Kapıdan çıkarken anahtarı içeride unuttum,ve bu tam kapıyı kapatıp kitlemem gerektiğinde aklıma geldi.Çok dalgındım.Dün gece 4:50 civarında uyumuştum.Bu beni sanki ruhmuşum ve uçuyormuşum gibi hissettiriyordu.Kapıda kaldığımı anneme söylemek için onu aradım fakat açmadı.İki,üç defa daha aradım ama hiçbirinde açmıyordu.Sonra eve çilingir çağırdım.Babamı hiç aramamıştım bile çünkü o tüm gün boyunca evimizden 30 km uzakta bir fabrikada çalışıyordu.
Çilingir geldi ve evi açtı ben dalgınlıktan adama teşekkür etmek yerine önemli değil demişim.Bunun farkında bile değildim.Adamın babamla aramızdaki mesafeden bile uzak iki ön dişiyle gülümserken neden gülümsüyor sorusuyla cümlemi analiz ederek ne dediğimin farkına vardım.Teşekkür ettim ve biraz kafa dağıtmak için insanların eğlenerek gezdiği alışveriş merkezlerinden birine gittim.Beni genelde eğlendirmez ancak bu kadar insan gidiyorsa ve eğleniyorsa bir şey vardır diyerekten yol aldım.
O sırada annem aradı.Neden telefonuna bakmadığını sordum.”Çok derin anlamlar arama.Duymamışım.”dedi.Garibime gitmişti,annem çok farklı bir cevap vermişti.Dediği gibi yaptım,umursamadım ve yoluma devam ettim.Güvenlikten geçerken hırsız olmayanı bile heyecanlandıran o korkunç sesi duydum.Üzerimi aramaya yönelen güvenlik bende bir şey bulamayınca garip bir bakış attı ve ben ise çok derin anlamlar aramayın dedim.Ama bu söz kontolüm dışı oldu.Güvenliğin şaşkın bakışıyla alışveriş merkezine girdim.Ve bir tur dolaştıktan sonra geri çıktım.Bu bana göre değildi.Alışveriş merkezi çok saçma bir fikirdi.
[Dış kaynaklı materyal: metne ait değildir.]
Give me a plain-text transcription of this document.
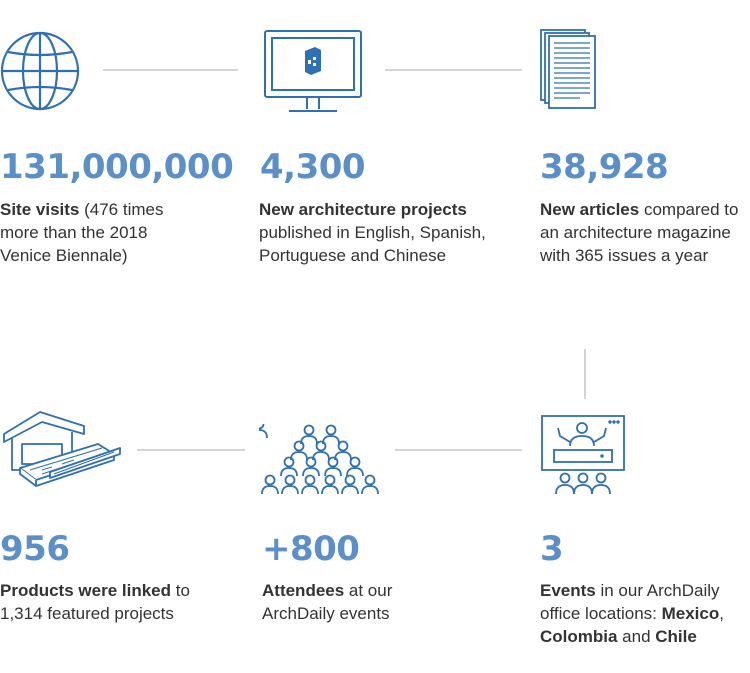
131,000,000
Site visits (476 times more than the 2018 Venice Biennale)
4,300
New architecture projects published in English, Spanish, Portuguese and Chinese
38,928
New articles compared to an architecture magazine with 365 issues a year
956
Products were linked to 1,314 featured projects
+800
Attendees at our ArchDaily events
3
Events in our ArchDaily office locations: Mexico, Colombia and Chile
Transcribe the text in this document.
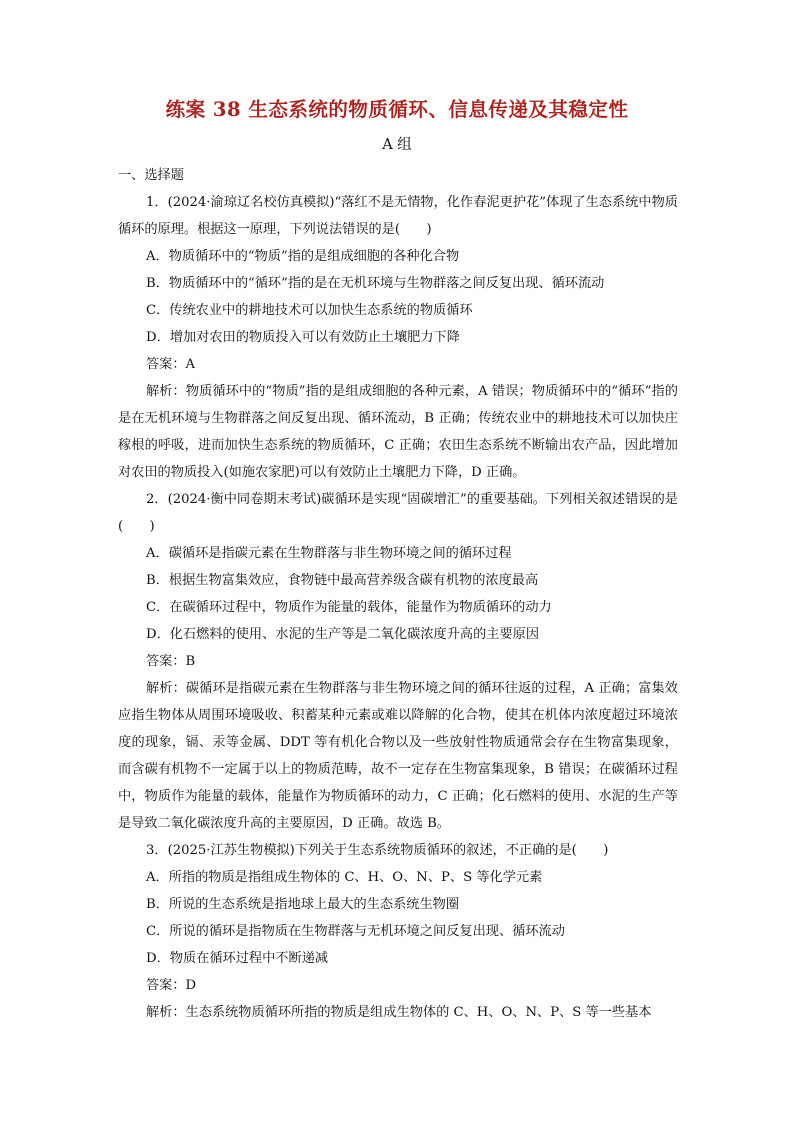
练案 38 生态系统的物质循环、信息传递及其稳定性
A 组

一、选择题

1．(2024·渝琼辽名校仿真模拟)“落红不是无情物，化作春泥更护花”体现了生态系统中物质循环的原理。根据这一原理，下列说法错误的是(　　)

A．物质循环中的“物质”指的是组成细胞的各种化合物

B．物质循环中的“循环”指的是在无机环境与生物群落之间反复出现、循环流动

C．传统农业中的耕地技术可以加快生态系统的物质循环

D．增加对农田的物质投入可以有效防止土壤肥力下降

答案：A

解析：物质循环中的“物质”指的是组成细胞的各种元素，A 错误；物质循环中的“循环”指的是在无机环境与生物群落之间反复出现、循环流动，B 正确；传统农业中的耕地技术可以加快庄稼根的呼吸，进而加快生态系统的物质循环，C 正确；农田生态系统不断输出农产品，因此增加对农田的物质投入(如施农家肥)可以有效防止土壤肥力下降，D 正确。

2．(2024·衡中同卷期末考试)碳循环是实现“固碳增汇”的重要基础。下列相关叙述错误的是(　　)

A．碳循环是指碳元素在生物群落与非生物环境之间的循环过程

B．根据生物富集效应，食物链中最高营养级含碳有机物的浓度最高

C．在碳循环过程中，物质作为能量的载体，能量作为物质循环的动力

D．化石燃料的使用、水泥的生产等是二氧化碳浓度升高的主要原因

答案：B

解析：碳循环是指碳元素在生物群落与非生物环境之间的循环往返的过程，A 正确；富集效应指生物体从周围环境吸收、积蓄某种元素或难以降解的化合物，使其在机体内浓度超过环境浓度的现象，镉、汞等金属、DDT 等有机化合物以及一些放射性物质通常会存在生物富集现象，而含碳有机物不一定属于以上的物质范畴，故不一定存在生物富集现象，B 错误；在碳循环过程中，物质作为能量的载体，能量作为物质循环的动力，C 正确；化石燃料的使用、水泥的生产等是导致二氧化碳浓度升高的主要原因，D 正确。故选 B。

3．(2025·江苏生物模拟)下列关于生态系统物质循环的叙述，不正确的是(　　)

A．所指的物质是指组成生物体的 C、H、O、N、P、S 等化学元素

B．所说的生态系统是指地球上最大的生态系统生物圈

C．所说的循环是指物质在生物群落与无机环境之间反复出现、循环流动

D．物质在循环过程中不断递减

答案：D

解析：生态系统物质循环所指的物质是组成生物体的 C、H、O、N、P、S 等一些基本
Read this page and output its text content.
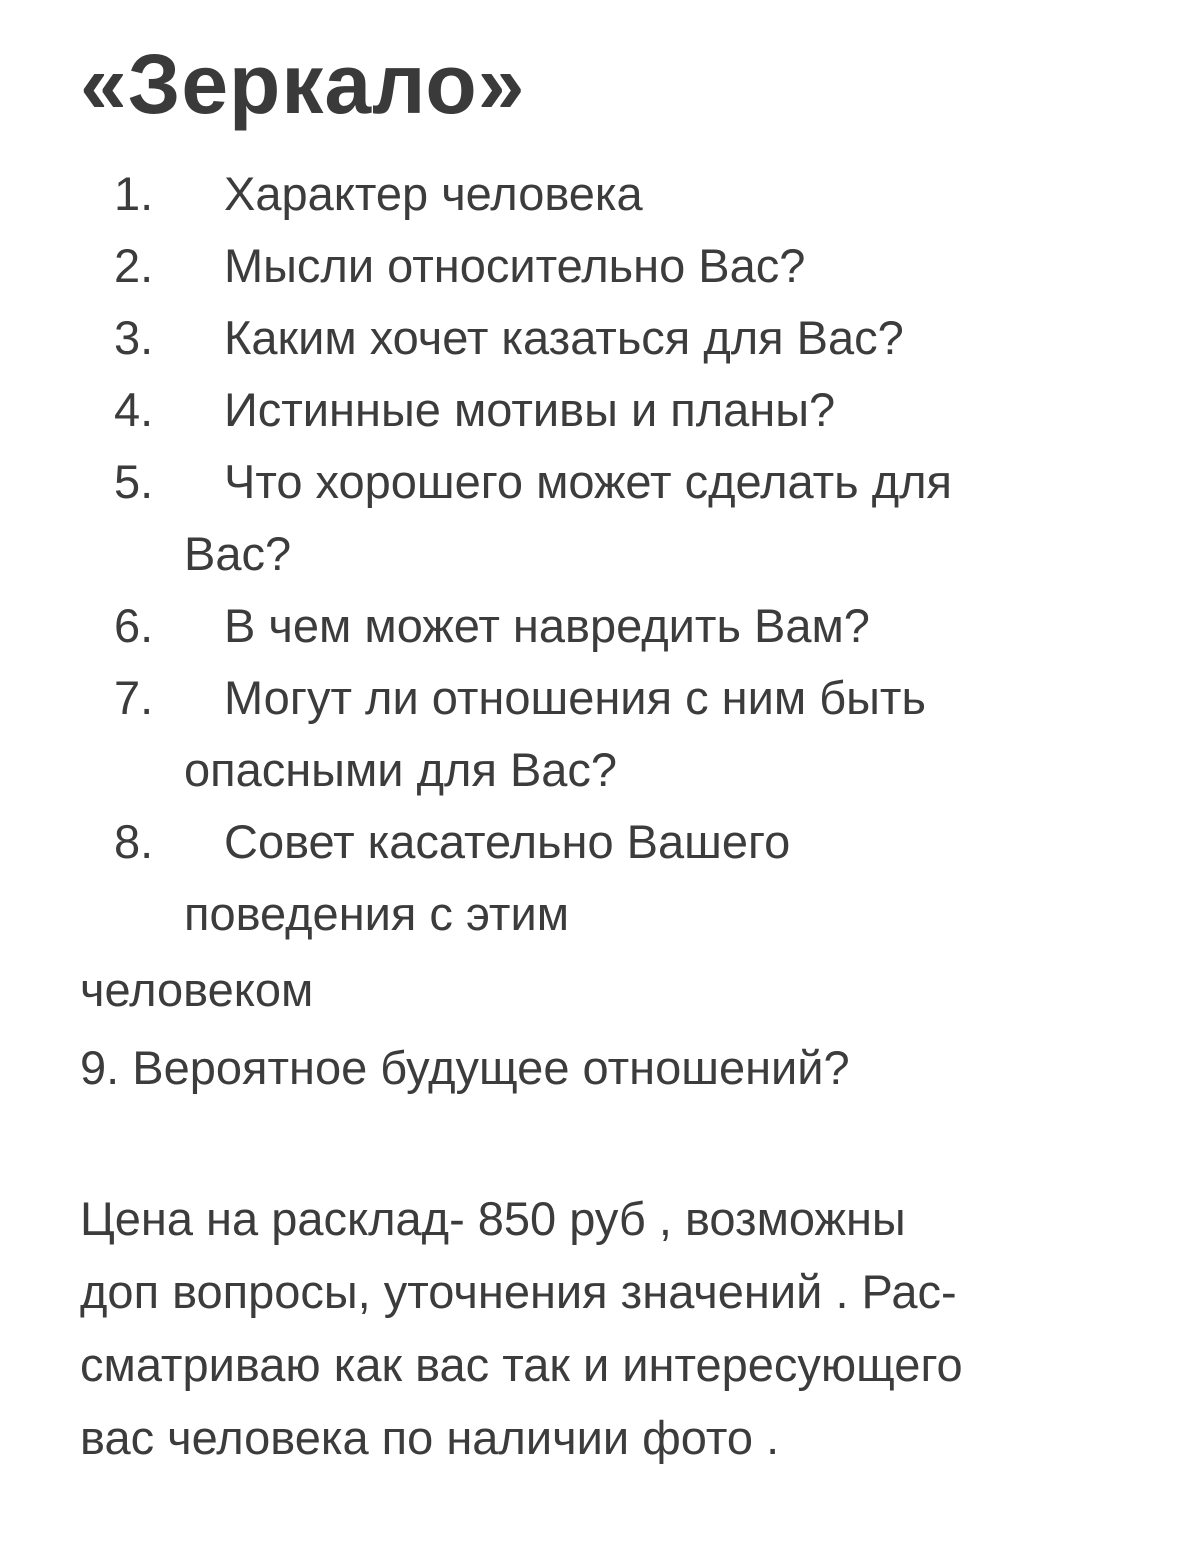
«Зеркало»
1. Характер человека
2. Мысли относительно Вас?
3. Каким хочет казаться для Вас?
4. Истинные мотивы и планы?
5. Что хорошего может сделать для
Вас?
6. В чем может навредить Вам?
7. Могут ли отношения с ним быть
опасными для Вас?
8. Совет касательно Вашего
поведения с этим
человеком
9. Вероятное будущее отношений?
Цена на расклад- 850 руб , возможны
доп вопросы, уточнения значений . Рас-
сматриваю как вас так и интересующего
вас человека по наличии фото .
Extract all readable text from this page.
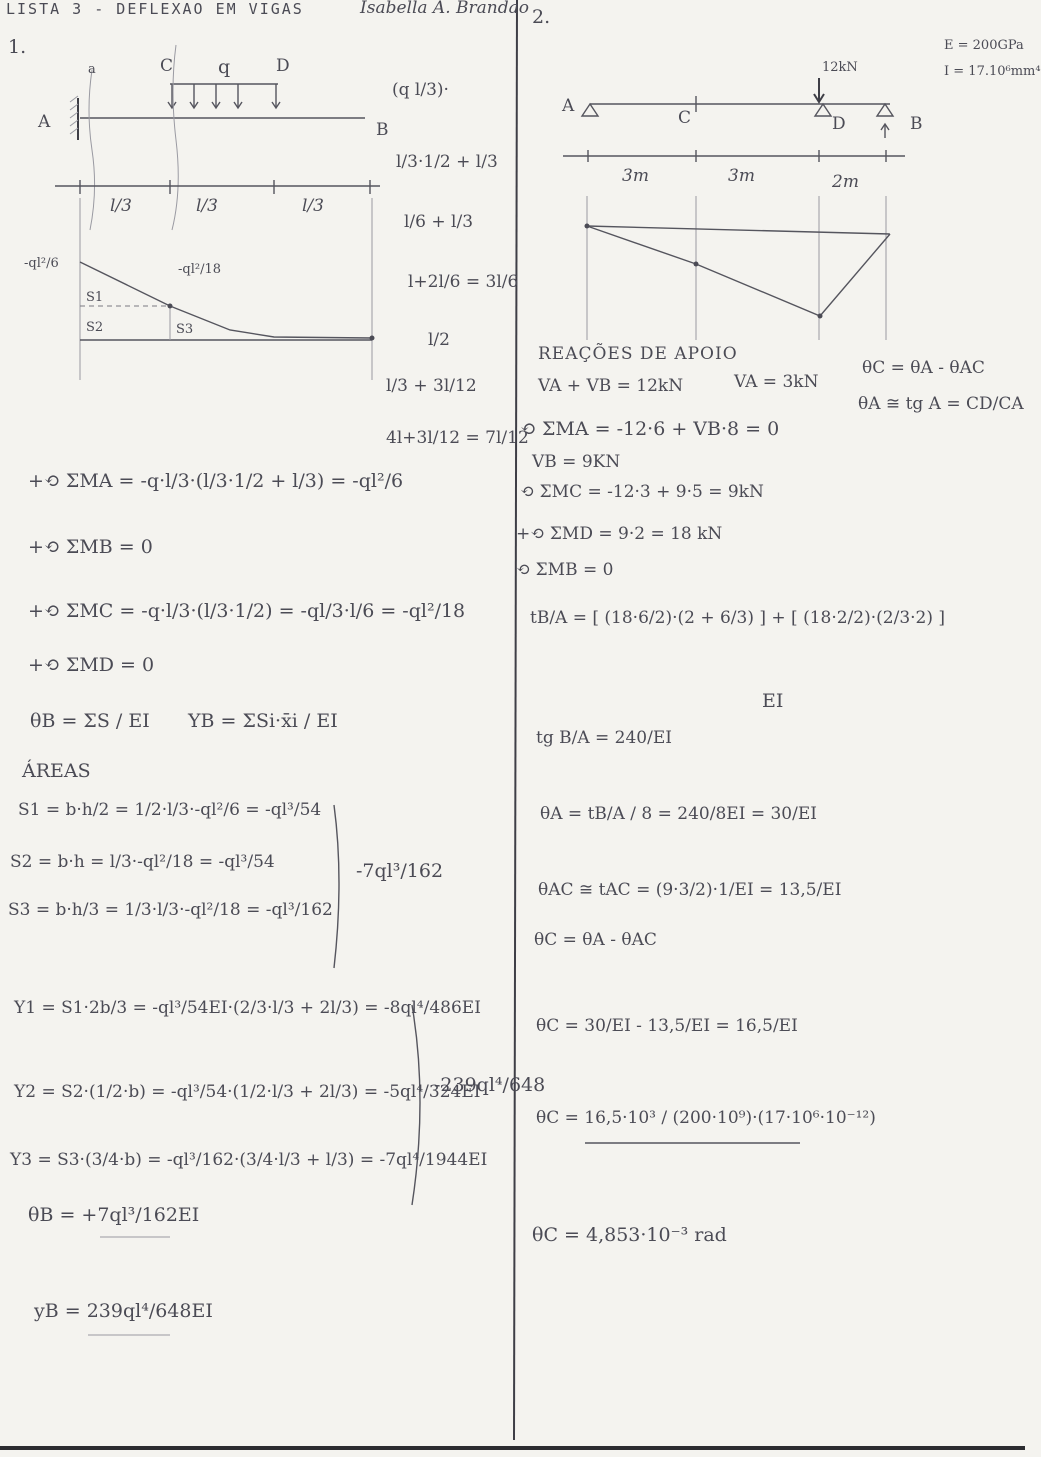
LISTA 3 - DEFLEXAO EM VIGAS	Isabella A. Brandao
1.
2.
A	B
C	D
q
a
l/3	l/3	l/3
-ql²/6	-ql²/18
S1
S2	S3
(q l/3)·
l/3·1/2 + l/3
l/6 + l/3
l+2l/6 = 3l/6
l/2
l/3 + 3l/12
4l+3l/12 = 7l/12
+⟲ ΣMA = -q·l/3·(l/3·1/2 + l/3) = -ql²/6
+⟲ ΣMB = 0
+⟲ ΣMC = -q·l/3·(l/3·1/2) = -ql/3·l/6 = -ql²/18
+⟲ ΣMD = 0
θB = ΣS / EI YB = ΣSi·x̄i / EI
ÁREAS
S1 = b·h/2 = 1/2·l/3·-ql²/6 = -ql³/54
S2 = b·h = l/3·-ql²/18 = -ql³/54
S3 = b·h/3 = 1/3·l/3·-ql²/18 = -ql³/162
-7ql³/162
Y1 = S1·2b/3 = -ql³/54EI·(2/3·l/3 + 2l/3) = -8ql⁴/486EI
Y2 = S2·(1/2·b) = -ql³/54·(1/2·l/3 + 2l/3) = -5ql⁴/324EI
Y3 = S3·(3/4·b) = -ql³/162·(3/4·l/3 + l/3) = -7ql⁴/1944EI
-239ql⁴/648
θB = +7ql³/162EI
yB = 239ql⁴/648EI
E = 200GPa
I = 17.10⁶mm⁴
12kN
A
B
C	D
3m	3m	2m
REAÇÕES DE APOIO
VA + VB = 12kN	VA = 3kN
θC = θA - θAC
θA ≅ tg A = CD/CA
⟲ ΣMA = -12·6 + VB·8 = 0
VB = 9KN
⟲ ΣMC = -12·3 + 9·5 = 9kN
+⟲ ΣMD = 9·2 = 18 kN
⟲ ΣMB = 0
tB/A = [ (18·6/2)·(2 + 6/3) ] + [ (18·2/2)·(2/3·2) ]
EI
tg B/A = 240/EI
θA = tB/A / 8 = 240/8EI = 30/EI
θAC ≅ tAC = (9·3/2)·1/EI = 13,5/EI
θC = θA - θAC
θC = 30/EI - 13,5/EI = 16,5/EI
θC = 16,5·10³ / (200·10⁹)·(17·10⁶·10⁻¹²)
θC = 4,853·10⁻³ rad
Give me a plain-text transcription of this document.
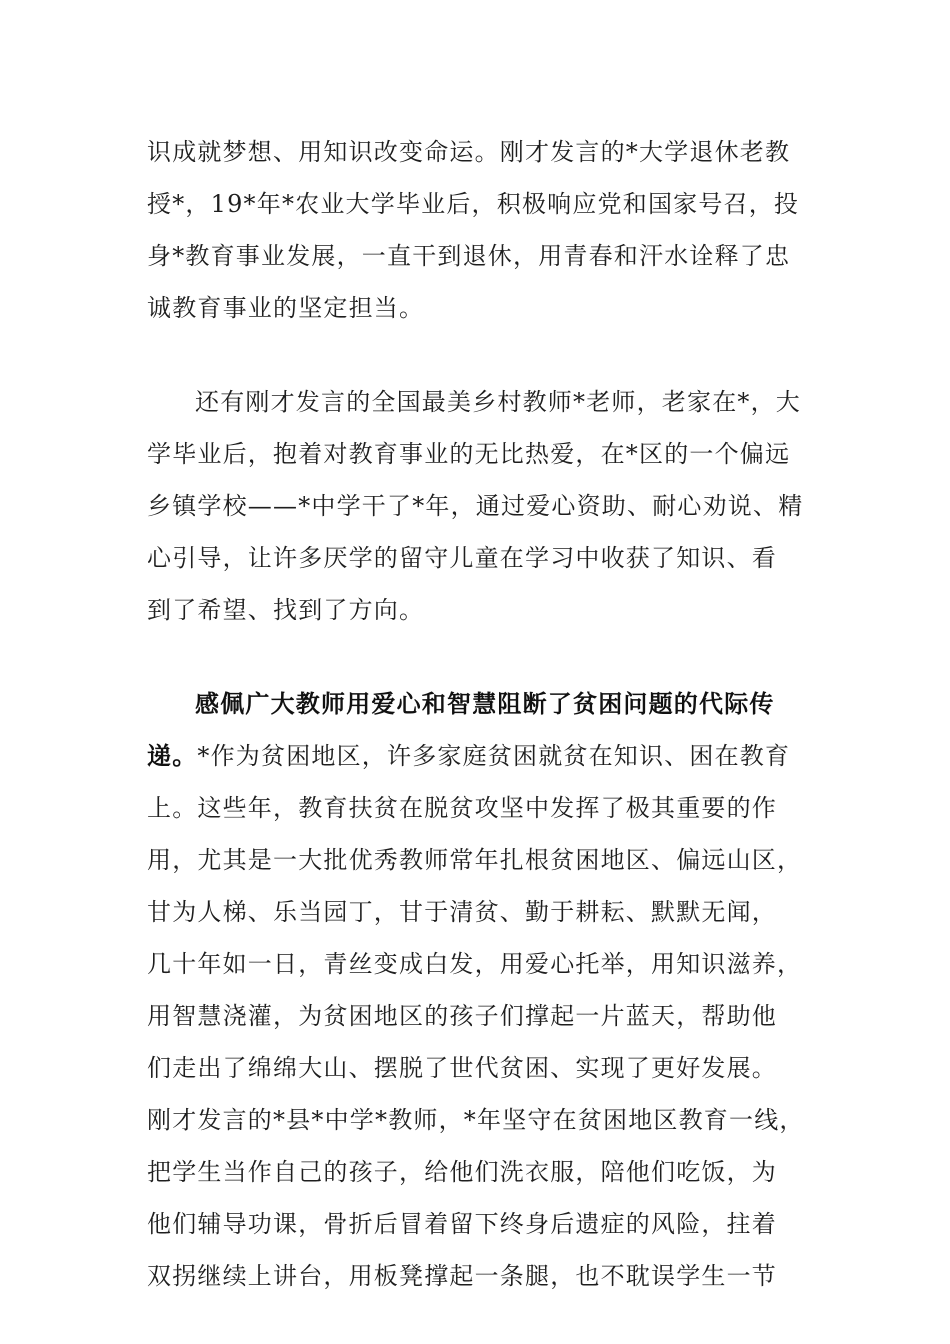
识成就梦想、用知识改变命运。刚才发言的*大学退休老教
授*，19*年*农业大学毕业后，积极响应党和国家号召，投
身*教育事业发展，一直干到退休，用青春和汗水诠释了忠
诚教育事业的坚定担当。
还有刚才发言的全国最美乡村教师*老师，老家在*，大
学毕业后，抱着对教育事业的无比热爱，在*区的一个偏远
乡镇学校——*中学干了*年，通过爱心资助、耐心劝说、精
心引导，让许多厌学的留守儿童在学习中收获了知识、看
到了希望、找到了方向。
感佩广大教师用爱心和智慧阻断了贫困问题的代际传
递。*作为贫困地区，许多家庭贫困就贫在知识、困在教育
上。这些年，教育扶贫在脱贫攻坚中发挥了极其重要的作
用，尤其是一大批优秀教师常年扎根贫困地区、偏远山区，
甘为人梯、乐当园丁，甘于清贫、勤于耕耘、默默无闻，
几十年如一日，青丝变成白发，用爱心托举，用知识滋养，
用智慧浇灌，为贫困地区的孩子们撑起一片蓝天，帮助他
们走出了绵绵大山、摆脱了世代贫困、实现了更好发展。
刚才发言的*县*中学*教师，*年坚守在贫困地区教育一线，
把学生当作自己的孩子，给他们洗衣服，陪他们吃饭，为
他们辅导功课，骨折后冒着留下终身后遗症的风险，拄着
双拐继续上讲台，用板凳撑起一条腿，也不耽误学生一节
Alışveriş merkezinden çıkarken bir yandan annemin bu ilginç sözünü düşünüyordum.O sırada aklıma telefonumda bulunan özellik geldi.Bu özelliğe göre rehberimde kayıtlı olan kişilerin konumunu telefonumdan görebiliyordum.Annemin nerede olduğu ve ne yaptığını çok merak ediyordum.İlk defa deneyecektim,biraz heyecanlıydım.Tam konumuna bakacaktım ki…Etraf bembeyaz oldu. Gözlerimi açtığımda gördüklerime inanamadım.Ağzım açık kaldı ve gözlerim kocaman oldu.Dünyaya yeni gelmiş bir bebek gibiydim.Her yer o kadar beyaz ışıl ışıldı ki gözümü acıtıyordu.Derin bir uykuya yatmadan önce gözümüz karanlığa alışır da birisi odanın ışığını açar ya…Evet aynen öyle bir acıydı,gözüm acı çekiyordu.Evet,sabah olmuştu.
Gözlüğümü taktım ve yataktan kalktım.Rüyanın devamını göremediğim içi sinirliydim.Neden rüyalarım filmin en önemli yerlerinde giren reklamlar gibi oluyordu.Hepsi rüya mıydı?Rüya bu kadar gerçekçi olamazdı.Çünkü olayları bütün gerçekliğiyle hissetmiştim.Peki ya rüya değilse neydi?Ben uyurken ruhum benden ayrılıp başka evrenlerde miydi de ben bu kadar gerçekçi hissetittim?Belki de zaten bu olaya rüya deniyordu.Sonuçta gece yattım sabah kalktım bu bir rüya olmalıydı.Ve şunu öğrendim ki bir rüyadan ders çıkarılabiliyormuş.Çünkü uyandıktan sonra rüyamı düşünürken bir anda vazgeçip kendimi çok da derin anlamlar aramamak lazım derken buldum.